We found and documented cases of settlers invading communal lands and of military officials attacking indigenous leaders, of oil companies omitting responsibility for contaminated water sources and drug traffickers forcing communities to grow coca, of park rangers murdered for fulfilling their vocation to preserve a collective heritage and of loggers persecuting those who protect the species they covet.

The long-standing debt of justice

The toughest challenge for us has been to understand the current status of the cases in the justice system. We only found conclusive data on judicial decisions (either convictions or acquittals) in 296 cases – or 12% of the total – showing that the administration of justice has an immense debt with environmental defenders – something that the recently inaugurated Escazu Agreement seeks to correct.

In many of these cases these court rulings have focused on the material authors or most immediate responsible persons, albeit not the intellectual authors or masterminds, which is what has so far happened with the sentences in Mexico and Honduras for the murderers of Isidro Baldenegro and Berta Cáceres, both winners of the prestigious Goldman Environmental Prize.

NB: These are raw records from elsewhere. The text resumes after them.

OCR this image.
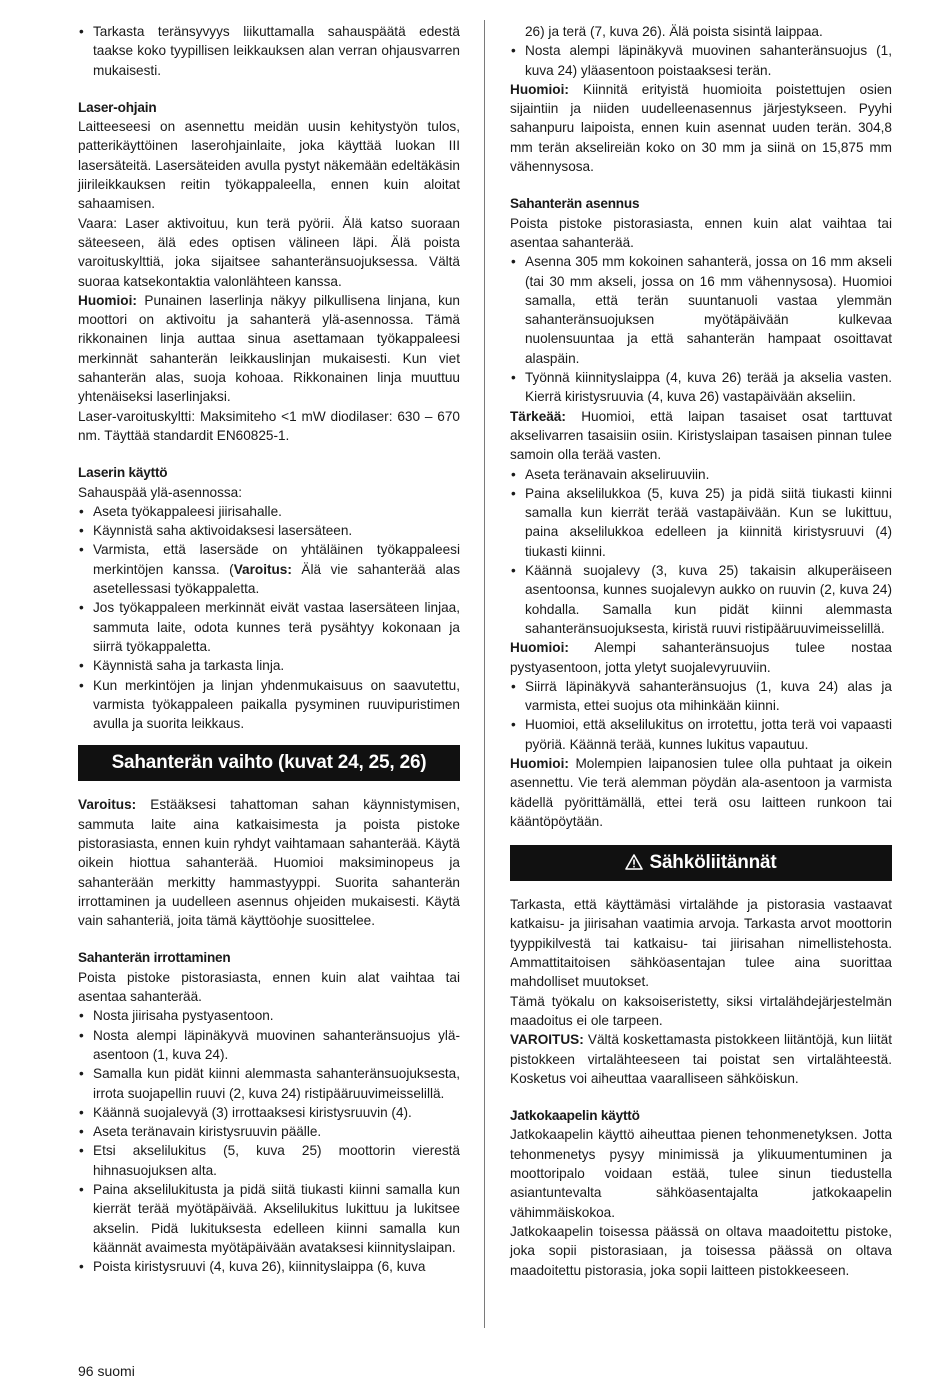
• Tarkasta teränsyvyys liikuttamalla sahauspäätä edestä taakse koko tyypillisen leikkauksen alan verran ohjausvarren mukaisesti.
Laser-ohjain

Laitteeseesi on asennettu meidän uusin kehitystyön tulos, patterikäyttöinen laserohjainlaite, joka käyttää luokan III lasersäteitä. Lasersäteiden avulla pystyt näkemään edeltäkäsin jiirileikkauksen reitin työkappaleella, ennen kuin aloitat sahaamisen.

Vaara: Laser aktivoituu, kun terä pyörii. Älä katso suoraan säteeseen, älä edes optisen välineen läpi. Älä poista varoituskylttiä, joka sijaitsee sahanteränsuojuksessa. Vältä suoraa katsekontaktia valonlähteen kanssa.

Huomioi: Punainen laserlinja näkyy pilkullisena linjana, kun moottori on aktivoitu ja sahanterä ylä-asennossa. Tämä rikkonainen linja auttaa sinua asettamaan työkappaleesi merkinnät sahanterän leikkauslinjan mukaisesti. Kun viet sahanterän alas, suoja kohoaa. Rikkonainen linja muuttuu yhtenäiseksi laserlinjaksi.

Laser-varoituskyltti: Maksimiteho <1 mW diodilaser: 630 – 670 nm. Täyttää standardit EN60825-1.

Laserin käyttö

Sahauspää ylä-asennossa:

• Aseta työkappaleesi jiirisahalle.
• Käynnistä saha aktivoidaksesi lasersäteen.
• Varmista, että lasersäde on yhtäläinen työkappaleesi merkintöjen kanssa. (Varoitus: Älä vie sahanterää alas asetellessasi työkappaletta.
• Jos työkappaleen merkinnät eivät vastaa lasersäteen linjaa, sammuta laite, odota kunnes terä pysähtyy kokonaan ja siirrä työkappaletta.
• Käynnistä saha ja tarkasta linja.
• Kun merkintöjen ja linjan yhdenmukaisuus on saavutettu, varmista työkappaleen paikalla pysyminen ruuvipuristimen avulla ja suorita leikkaus.
Sahanterän vaihto (kuvat 24, 25, 26)

Varoitus: Estääksesi tahattoman sahan käynnistymisen, sammuta laite aina katkaisimesta ja poista pistoke pistorasiasta, ennen kuin ryhdyt vaihtamaan sahanterää. Käytä oikein hiottua sahanterää. Huomioi maksiminopeus ja sahanterään merkitty hammastyyppi. Suorita sahanterän irrottaminen ja uudelleen asennus ohjeiden mukaisesti. Käytä vain sahanteriä, joita tämä käyttöohje suosittelee.

Sahanterän irrottaminen

Poista pistoke pistorasiasta, ennen kuin alat vaihtaa tai asentaa sahanterää.

• Nosta jiirisaha pystyasentoon.
• Nosta alempi läpinäkyvä muovinen sahanteränsuojus ylä-asentoon (1, kuva 24).
• Samalla kun pidät kiinni alemmasta sahanteränsuojuksesta, irrota suojapellin ruuvi (2, kuva 24) ristipääruuvimeisselillä.
• Käännä suojalevyä (3) irrottaaksesi kiristysruuvin (4).
• Aseta teränavain kiristysruuvin päälle.
• Etsi akselilukitus (5, kuva 25) moottorin vierestä hihnasuojuksen alta.
• Paina akselilukitusta ja pidä siitä tiukasti kiinni samalla kun kierrät terää myötäpäivää. Akselilukitus lukittuu ja lukitsee akselin. Pidä lukituksesta edelleen kiinni samalla kun käännät avaimesta myötäpäivään avataksesi kiinnityslaipan.
• Poista kiristysruuvi (4, kuva 26), kiinnityslaippa (6, kuva
26) ja terä (7, kuva 26). Älä poista sisintä laippaa.
• Nosta alempi läpinäkyvä muovinen sahanteränsuojus (1, kuva 24) yläasentoon poistaaksesi terän.

Huomioi: Kiinnitä erityistä huomioita poistettujen osien sijaintiin ja niiden uudelleenasennus järjestykseen. Pyyhi sahanpuru laipoista, ennen kuin asennat uuden terän. 304,8 mm terän akselireiän koko on 30 mm ja siinä on 15,875 mm vähennysosa.

Sahanterän asennus

Poista pistoke pistorasiasta, ennen kuin alat vaihtaa tai asentaa sahanterää.

• Asenna 305 mm kokoinen sahanterä, jossa on 16 mm akseli (tai 30 mm akseli, jossa on 16 mm vähennysosa). Huomioi samalla, että terän suuntanuoli vastaa ylemmän sahanteränsuojuksen myötäpäivään kulkevaa nuolensuuntaa ja että sahanterän hampaat osoittavat alaspäin.
• Työnnä kiinnityslaippa (4, kuva 26) terää ja akselia vasten. Kierrä kiristysruuvia (4, kuva 26) vastapäivään akseliin.

Tärkeää: Huomioi, että laipan tasaiset osat tarttuvat akselivarren tasaisiin osiin. Kiristyslaipan tasaisen pinnan tulee samoin olla terää vasten.

• Aseta teränavain akseliruuviin.
• Paina akselilukkoa (5, kuva 25) ja pidä siitä tiukasti kiinni samalla kun kierrät terää vastapäivään. Kun se lukittuu, paina akselilukkoa edelleen ja kiinnitä kiristysruuvi (4) tiukasti kiinni.
• Käännä suojalevy (3, kuva 25) takaisin alkuperäiseen asentoonsa, kunnes suojalevyn aukko on ruuvin (2, kuva 24) kohdalla. Samalla kun pidät kiinni alemmasta sahanteränsuojuksesta, kiristä ruuvi ristipääruuvimeisselillä.

Huomioi: Alempi sahanteränsuojus tulee nostaa pystyasentoon, jotta yletyt suojalevyruuviin.

• Siirrä läpinäkyvä sahanteränsuojus (1, kuva 24) alas ja varmista, ettei suojus ota mihinkään kiinni.
• Huomioi, että akselilukitus on irrotettu, jotta terä voi vapaasti pyöriä. Käännä terää, kunnes lukitus vapautuu.

Huomioi: Molempien laipanosien tulee olla puhtaat ja oikein asennettu. Vie terä alemman pöydän ala-asentoon ja varmista kädellä pyörittämällä, ettei terä osu laitteen runkoon tai kääntöpöytään.

Sähköliitännät

Tarkasta, että käyttämäsi virtalähde ja pistorasia vastaavat katkaisu- ja jiirisahan vaatimia arvoja. Tarkasta arvot moottorin tyyppikilvestä tai katkaisu- tai jiirisahan nimellistehosta. Ammattitaitoisen sähköasentajan tulee aina suorittaa mahdolliset muutokset.

Tämä työkalu on kaksoiseristetty, siksi virtalähdejärjestelmän maadoitus ei ole tarpeen.

VAROITUS: Vältä koskettamasta pistokkeen liitäntöjä, kun liität pistokkeen virtalähteeseen tai poistat sen virtalähteestä. Kosketus voi aiheuttaa vaaralliseen sähköiskun.

Jatkokaapelin käyttö

Jatkokaapelin käyttö aiheuttaa pienen tehonmenetyksen. Jotta tehonmenetys pysyy minimissä ja ylikuumentuminen ja moottoripalo voidaan estää, tulee sinun tiedustella asiantuntevalta sähköasentajalta jatkokaapelin vähimmäiskokoa.

Jatkokaapelin toisessa päässä on oltava maadoitettu pistoke, joka sopii pistorasiaan, ja toisessa päässä on oltava maadoitettu pistorasia, joka sopii laitteen pistokkeeseen.

96 suomi
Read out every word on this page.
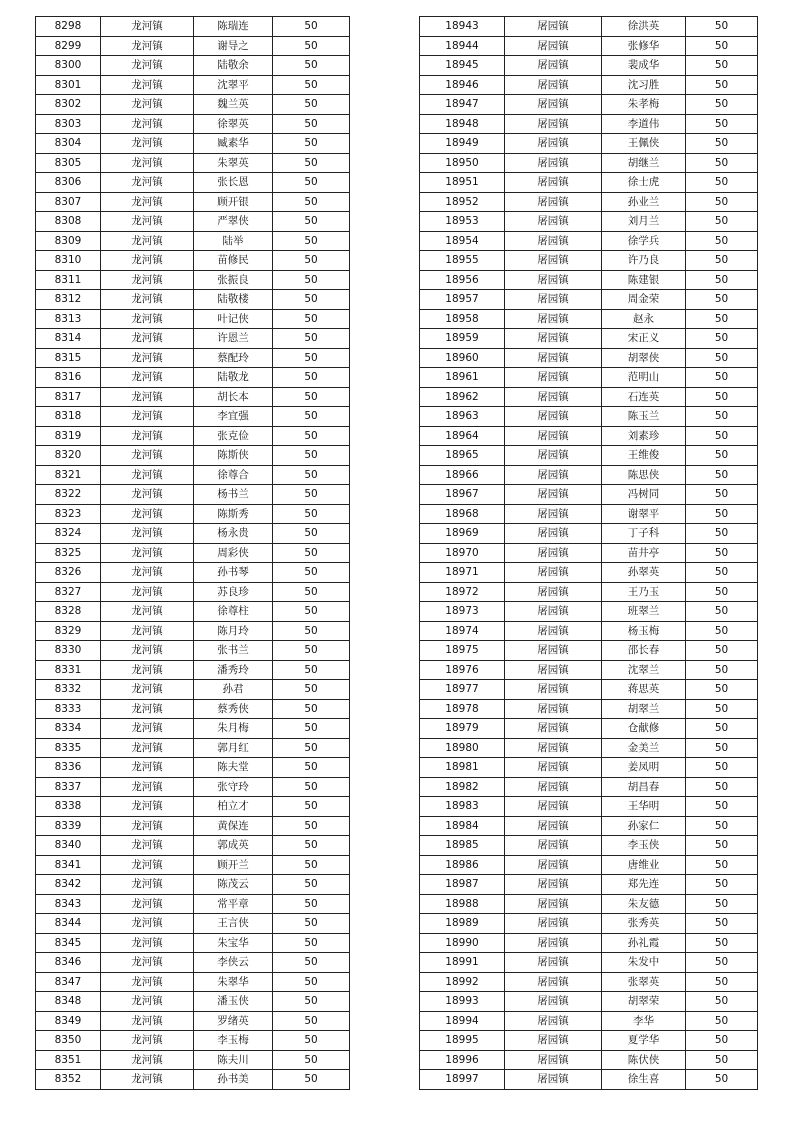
8298	龙河镇	陈瑞连	50
8299	龙河镇	谢导之	50
8300	龙河镇	陆敬余	50
8301	龙河镇	沈翠平	50
8302	龙河镇	魏兰英	50
8303	龙河镇	徐翠英	50
8304	龙河镇	臧素华	50
8305	龙河镇	朱翠英	50
8306	龙河镇	张长恩	50
8307	龙河镇	顾开银	50
8308	龙河镇	严翠侠	50
8309	龙河镇	陆举	50
8310	龙河镇	苗修民	50
8311	龙河镇	张振良	50
8312	龙河镇	陆敬楼	50
8313	龙河镇	叶记侠	50
8314	龙河镇	许恩兰	50
8315	龙河镇	蔡配玲	50
8316	龙河镇	陆敬龙	50
8317	龙河镇	胡长本	50
8318	龙河镇	李宜强	50
8319	龙河镇	张克俭	50
8320	龙河镇	陈斯侠	50
8321	龙河镇	徐尊合	50
8322	龙河镇	杨书兰	50
8323	龙河镇	陈斯秀	50
8324	龙河镇	杨永贵	50
8325	龙河镇	周彩侠	50
8326	龙河镇	孙书琴	50
8327	龙河镇	苏良珍	50
8328	龙河镇	徐尊柱	50
8329	龙河镇	陈月玲	50
8330	龙河镇	张书兰	50
8331	龙河镇	潘秀玲	50
8332	龙河镇	孙君	50
8333	龙河镇	蔡秀侠	50
8334	龙河镇	朱月梅	50
8335	龙河镇	郭月红	50
8336	龙河镇	陈夫堂	50
8337	龙河镇	张守玲	50
8338	龙河镇	柏立才	50
8339	龙河镇	黄保连	50
8340	龙河镇	郭成英	50
8341	龙河镇	顾开兰	50
8342	龙河镇	陈茂云	50
8343	龙河镇	常平章	50
8344	龙河镇	王言侠	50
8345	龙河镇	朱宝华	50
8346	龙河镇	李侠云	50
8347	龙河镇	朱翠华	50
8348	龙河镇	潘玉侠	50
8349	龙河镇	罗绪英	50
8350	龙河镇	李玉梅	50
8351	龙河镇	陈夫川	50
8352	龙河镇	孙书美	50
18943	屠园镇	徐洪英	50
18944	屠园镇	张修华	50
18945	屠园镇	裴成华	50
18946	屠园镇	沈习胜	50
18947	屠园镇	朱孝梅	50
18948	屠园镇	李道伟	50
18949	屠园镇	王佩侠	50
18950	屠园镇	胡继兰	50
18951	屠园镇	徐士虎	50
18952	屠园镇	孙业兰	50
18953	屠园镇	刘月兰	50
18954	屠园镇	徐学兵	50
18955	屠园镇	许乃良	50
18956	屠园镇	陈建银	50
18957	屠园镇	周金荣	50
18958	屠园镇	赵永	50
18959	屠园镇	宋正义	50
18960	屠园镇	胡翠侠	50
18961	屠园镇	范明山	50
18962	屠园镇	石连英	50
18963	屠园镇	陈玉兰	50
18964	屠园镇	刘素珍	50
18965	屠园镇	王维俊	50
18966	屠园镇	陈思侠	50
18967	屠园镇	冯树同	50
18968	屠园镇	谢翠平	50
18969	屠园镇	丁子科	50
18970	屠园镇	苗井亭	50
18971	屠园镇	孙翠英	50
18972	屠园镇	王乃玉	50
18973	屠园镇	班翠兰	50
18974	屠园镇	杨玉梅	50
18975	屠园镇	邵长春	50
18976	屠园镇	沈翠兰	50
18977	屠园镇	蒋思英	50
18978	屠园镇	胡翠兰	50
18979	屠园镇	仓献修	50
18980	屠园镇	金美兰	50
18981	屠园镇	姜凤明	50
18982	屠园镇	胡昌春	50
18983	屠园镇	王华明	50
18984	屠园镇	孙家仁	50
18985	屠园镇	李玉侠	50
18986	屠园镇	唐维业	50
18987	屠园镇	郑先连	50
18988	屠园镇	朱友德	50
18989	屠园镇	张秀英	50
18990	屠园镇	孙礼霞	50
18991	屠园镇	朱发中	50
18992	屠园镇	张翠英	50
18993	屠园镇	胡翠荣	50
18994	屠园镇	李华	50
18995	屠园镇	夏学华	50
18996	屠园镇	陈伏侠	50
18997	屠园镇	徐生喜	50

In more than a thousand cases – 46% of the total – we found no information on the status of the investigations.

Equally alarming, we found evidence that in at least 1,366 cases (or 55% of the total) the victims or their communities had filed some form of complaint with the authorities, from state institutions to international bodies. This was particularly true in cases of judicial harassment, threats and murder.



We found that not even bringing a case before the Inter-American Human Rights Commission or Court, the two bodies tasked with overseeing human rights in Latin America, has resulted in effective protection measures in all cases.

Tragically, despite the popular wisdom that a soldier warned should not die in war, violence continued or even escalated against leaders and communities in five countries -Brazil, Colombia, Honduras, Mexico and Venezuela- whose States did not do enough to protect these citizens despite having precautionary measures or having been alerted to the risk they were running at the international level.



This situation is particularly acute in Honduras, Mexico and Brazil, where there is information suggesting that – in a significant number of murders and physical attacks – there were alerts that something might happen.

While ours is not a scientific but a journalistic endeavor, we observed an incremental number of cases between 2017 and 2018 (which we believe extends into 2019, a year we do not yet have complete datasets in all countries). Besides this, data for the most recent year – in this case 2020 – is still fragmentary because many relevant sources had not yet compiled their information for the year by our deadline.



Although we do not yet have a complete snapshot of violence against environmental defenders during the year-long pandemic, the murders of dozens of leaders showed that not even the public health and economic crises were able to stop the violence.

The murders of dozens of leaders showed that not even the public health and economic crises were able to stop the violence

These defenders protect the land that gives them life, but also the mountains that provide us with water and the forests that bring clean air to the cities. They are being threatened and killed in frankly terrifying numbers.

Each one of them is more than a number. These are their stories of life, of struggle, of resistance.